Well, let's examine history on social change where the government was involved.  How about one that should be close to the Archbishop's heart - slavery and equal rights for black people.  Once upon a time, black people were thought of as lower than anyone with pale skin.  They were hunted and shipped out of their home countries like cattle, sold like property, abused, unheard, ignored.  It was a massive joke to suggest to a white man to let his slaves go free, or to give them a basic wage, or even just to stop sticking his boot in their faces.  Then what happened?  White people grew a conscience.  White people started recognising that it was wrong to abuse someone because of the colour of their skin.  White people spoke up and fought back for the rights of their fellow humans, for the sake of human decency.  Obviously, they were resisted.  They were scoffed at or accused of being "black lovers" like it was a sin (which it was thought of at the time).  There were fights, battles, wars.  And the thing with fights and wars is that they build up in scale.  The government would HAVE to get involved.  The government would HAVE to listen to their people.

As history has proven in the Western world, slavery was abolished but not without the backing of the governments.  Not without the changing of laws that allowed the atrocity to happen.  Yes, it took a very long time.  Even now, race crimes are not uncommon, but they are just that now - crimes.  You cannot deny a black person's basic rights to welfare, work, relationships, marriage based on the colour of their skin.  And that extends to other races as well.

How is that fight any different to now?  People are fighting in this day and age to help another disadvantaged group; the LGBT community.  They are still people, they are still humans.  You wouldn't know them to be any different to another straight person unless they told you.  And yet people still think it's okay to deny them the same rights a straight person enjoys, that it's okay to sneer at them, to abuse them, to kill them because they love the wrong gender.  The government has to get involved now because the public WANTS them to. 

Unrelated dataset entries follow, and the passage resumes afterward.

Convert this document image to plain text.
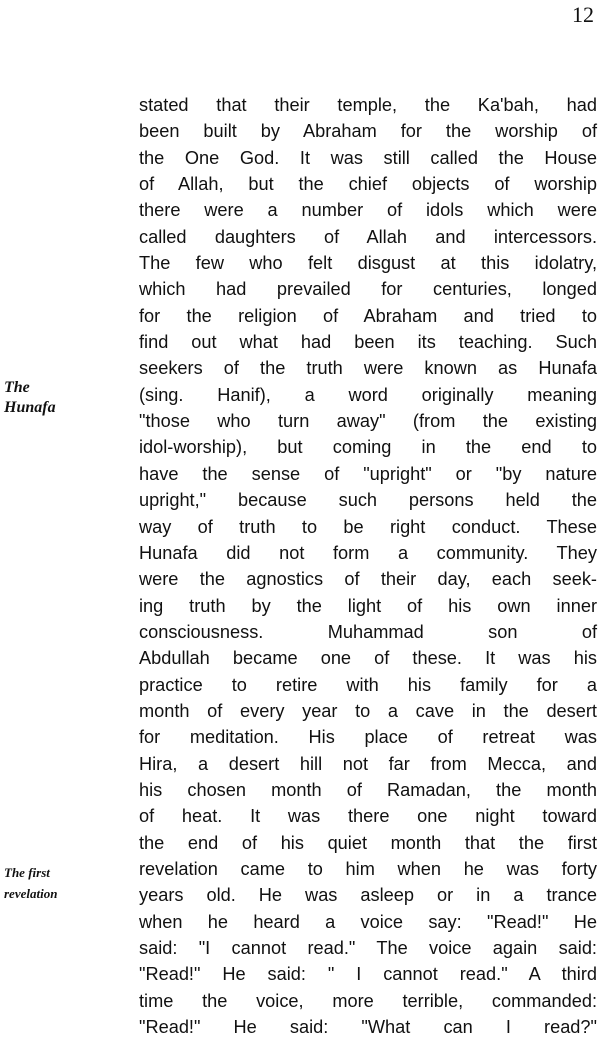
12
The
Hunafa
The first
revelation
stated that their temple, the Ka'bah, had
been built by Abraham for the worship of
the One God. It was still called the House
of Allah, but the chief objects of worship
there were a number of idols which were
called daughters of Allah and intercessors.
The few who felt disgust at this idolatry,
which had prevailed for centuries, longed
for the religion of Abraham and tried to
find out what had been its teaching. Such
seekers of the truth were known as Hunafa
(sing. Hanif), a word originally meaning
"those who turn away" (from the existing
idol-worship), but coming in the end to
have the sense of "upright" or "by nature
upright," because such persons held the
way of truth to be right conduct. These
Hunafa did not form a community. They
were the agnostics of their day, each seek-
ing truth by the light of his own inner
consciousness. Muhammad son of
Abdullah became one of these. It was his
practice to retire with his family for a
month of every year to a cave in the desert
for meditation. His place of retreat was
Hira, a desert hill not far from Mecca, and
his chosen month of Ramadan, the month
of heat. It was there one night toward
the end of his quiet month that the first
revelation came to him when he was forty
years old. He was asleep or in a trance
when he heard a voice say: "Read!" He
said: "I cannot read." The voice again said:
"Read!" He said: " I cannot read." A third
time the voice, more terrible, commanded:
"Read!" He said: "What can I read?"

The problem Dr Sentamu has with the government getting involved is that he knows the public domain is supportive of gay marriage. Hopefully in March, when the government has had their consultation regarding gay marriage, Dr Sentamu and the people who agree with this homophobic bigotry will see that social change can and will happen at a government level, but not because the Prime Minister is a dictator, but because the British public have voted for equal rights instead of religious privilage and bigotry.